Brand building - the answer to all your growth riddles. Or?

I started writing this post in January 2023, and it’s being published two years later. Why? It’s the only topic that is making me truly uncertain as a marketer. To this day, if someone asks me if the brand building will be the lord and savior of their business, my answer is: “I guess…maybe…no…yes…can be, but New customer acquisition 100% will be”.

I want to break this down, though. We often distinguish between brand marketing and performance marketing in acquisition as if they are two different things. I can agree that they require two different skill sets to create those creatives, but as a strategist, it all needs to fit together.

When I started writing this post in 2023, the topic was supposed to be about how Brand building is a distraction and just another way to add vanity metrics to your marketing presentations. I still believe that this is the case for many marketers, but unlike back then, I actually believe Brand building can make the difference between failure and success. But you need to know what outcome you want, and need to know what brand building actually is.

What brand building should not be in your growing company

Have you seen a “Brand awareness” campaign? Those campaigns that make no sense from a commercial perspective, like someone put together a lot of images and slapped a logo on top. Those campaigns that’s supposed to make you “feel” something. I still remember the Budweiser Australia ad with the dog waiting for its owner to return.
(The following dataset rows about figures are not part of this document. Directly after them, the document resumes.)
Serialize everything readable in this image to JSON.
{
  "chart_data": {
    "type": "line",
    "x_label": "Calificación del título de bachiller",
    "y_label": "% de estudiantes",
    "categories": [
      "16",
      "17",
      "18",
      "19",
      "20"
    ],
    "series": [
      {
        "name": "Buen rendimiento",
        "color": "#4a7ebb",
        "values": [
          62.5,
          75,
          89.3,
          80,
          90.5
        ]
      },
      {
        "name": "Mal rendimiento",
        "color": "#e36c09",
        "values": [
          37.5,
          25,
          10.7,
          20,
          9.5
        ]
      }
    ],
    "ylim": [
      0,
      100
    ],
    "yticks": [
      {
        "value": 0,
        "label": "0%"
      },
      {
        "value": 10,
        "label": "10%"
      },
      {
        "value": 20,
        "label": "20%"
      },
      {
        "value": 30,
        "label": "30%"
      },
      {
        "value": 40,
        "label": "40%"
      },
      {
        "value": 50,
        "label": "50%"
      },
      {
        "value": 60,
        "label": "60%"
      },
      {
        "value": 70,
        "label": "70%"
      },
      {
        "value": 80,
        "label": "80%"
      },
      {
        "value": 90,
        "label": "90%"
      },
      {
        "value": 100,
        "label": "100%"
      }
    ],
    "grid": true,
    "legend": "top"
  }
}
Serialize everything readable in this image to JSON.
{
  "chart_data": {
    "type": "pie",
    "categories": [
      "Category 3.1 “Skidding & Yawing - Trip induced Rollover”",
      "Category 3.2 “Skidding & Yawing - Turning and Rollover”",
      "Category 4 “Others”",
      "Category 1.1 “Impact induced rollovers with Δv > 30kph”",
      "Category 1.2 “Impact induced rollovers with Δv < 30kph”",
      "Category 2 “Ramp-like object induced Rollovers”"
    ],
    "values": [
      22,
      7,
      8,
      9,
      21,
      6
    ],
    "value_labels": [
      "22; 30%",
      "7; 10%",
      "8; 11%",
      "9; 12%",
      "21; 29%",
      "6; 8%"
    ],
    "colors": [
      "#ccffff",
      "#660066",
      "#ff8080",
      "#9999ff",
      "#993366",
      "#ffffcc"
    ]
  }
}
The top-notch ad didn’t make me buy Budweiser, but it gave a more positive impression of their brand.

Big corporations find that a fantastic way to spend all the money they have available. For Anhauser-Busch marketers, it’s not about optimizing for sales; it’s about optimizing reach. When growth CPG marketers try to do the same, they’re on the wrong path.

We often look to large corporations for inspiration when building a brand, but we’re searching at the wrong end. When you’re building a brand as a growing company, your context differs from what Coca-Cola is. They say a brand is what people say about you when you’re not in the room, but you need to think differently when there are too few people who know about you to be talk-worthy. An emotional ad won’t help you, because you have no one to confirm your message.

I like that definition of brand, because it still tells you about what you want to accomplish. You must acknowledge that you are not yet talk-worthy simply because people usually talks about things that are already popular.

So how do we build a brand worthy of being talked about?

Certainly no brand awareness campaign with no particular meaning or message. First of all, you need to be super-consistent when it comes to your value throughout every touchpoint. If you do performance marketing, that does not mean that you have to follow specific square-like brand guidelines, but people should see your ads and see that you care about your values. Make sure at least that they have no meaning of seeing you do not care about these things. Never let brand building stop you from doing your best performance.

Fancy advertisements won’t make people talk about you. What will do so is big bets on cultural moments, world-class customer experiences & connecting your brand with people who share your brand’s values and have an influence over consumers. Whether that is your potential customer's small-town micro-influencer or Kim Kardashian's less famous sister, it is up to the brand to decide, but that is what you need.